Mike Hopkins is a likeable guy. The pandemic obviously wasn’t an easy thing to deal with during the last few years. This year’s team played with a lot of heart and were fun to watch even if frustrating for long stretches on offense. But they were never nationally relevant and haven’t been since upsetting Baylor in the season opener in 2019. There’s no reason to expect anything different until we have this same conversation again next March.

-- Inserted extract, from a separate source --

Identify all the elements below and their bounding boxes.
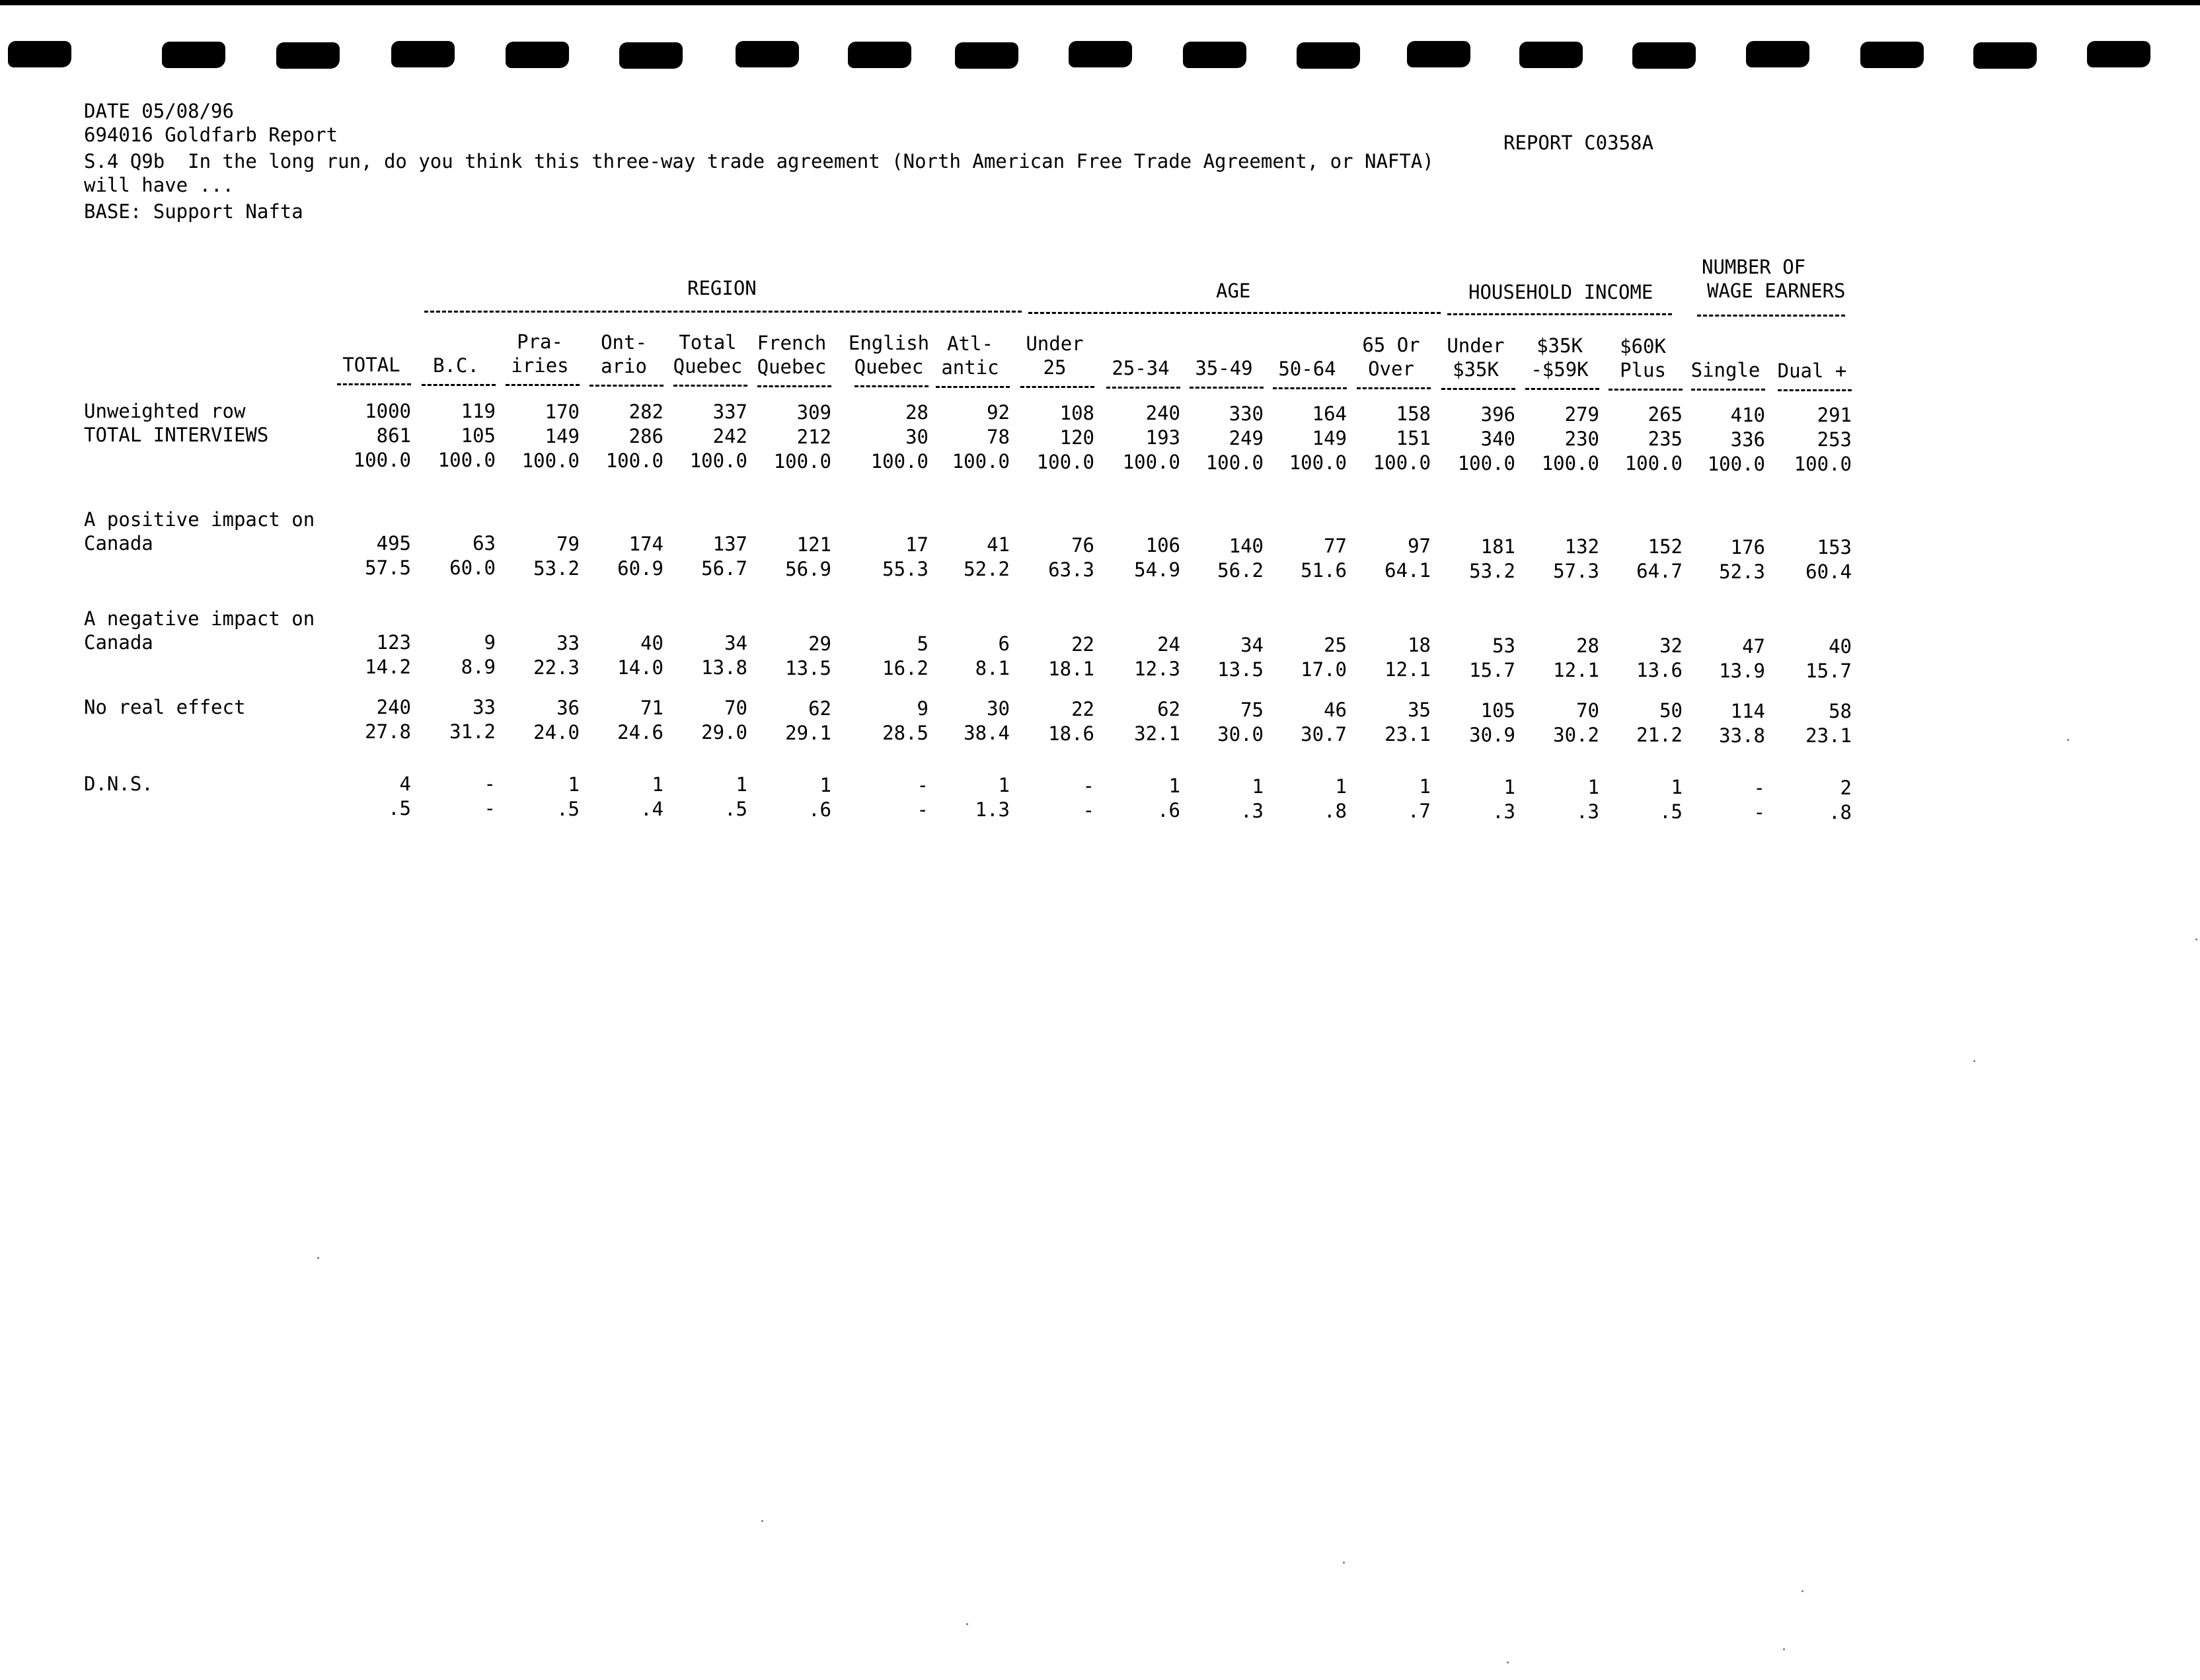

The bottom line is that this was one of the better teams in the Hopkins tenure and the team could not compete with any consistency with the top-25 opponents it played. Due to the program’s and the school’s financial situation, it’s hard to see an off-ramp that is both immediate and plausible. Likewise, it’s hard to see a version of a Hopkins Husky team that suddenly turns the corner, develops young talent, and crafts a solid offense. If Hopkins could pull those levers towards improvement, he would have shown an inclination for it in the last 5 years. So the program remains in suspended animation. It’s not the sort of five-alarm fire that forces the school to eat his contract, but it’s also not good enough to invest much emotion. Call it suspended animation. Or the treadmill of mediocrity. Or Pac-12 purgatory. Or just call it Husky basketball.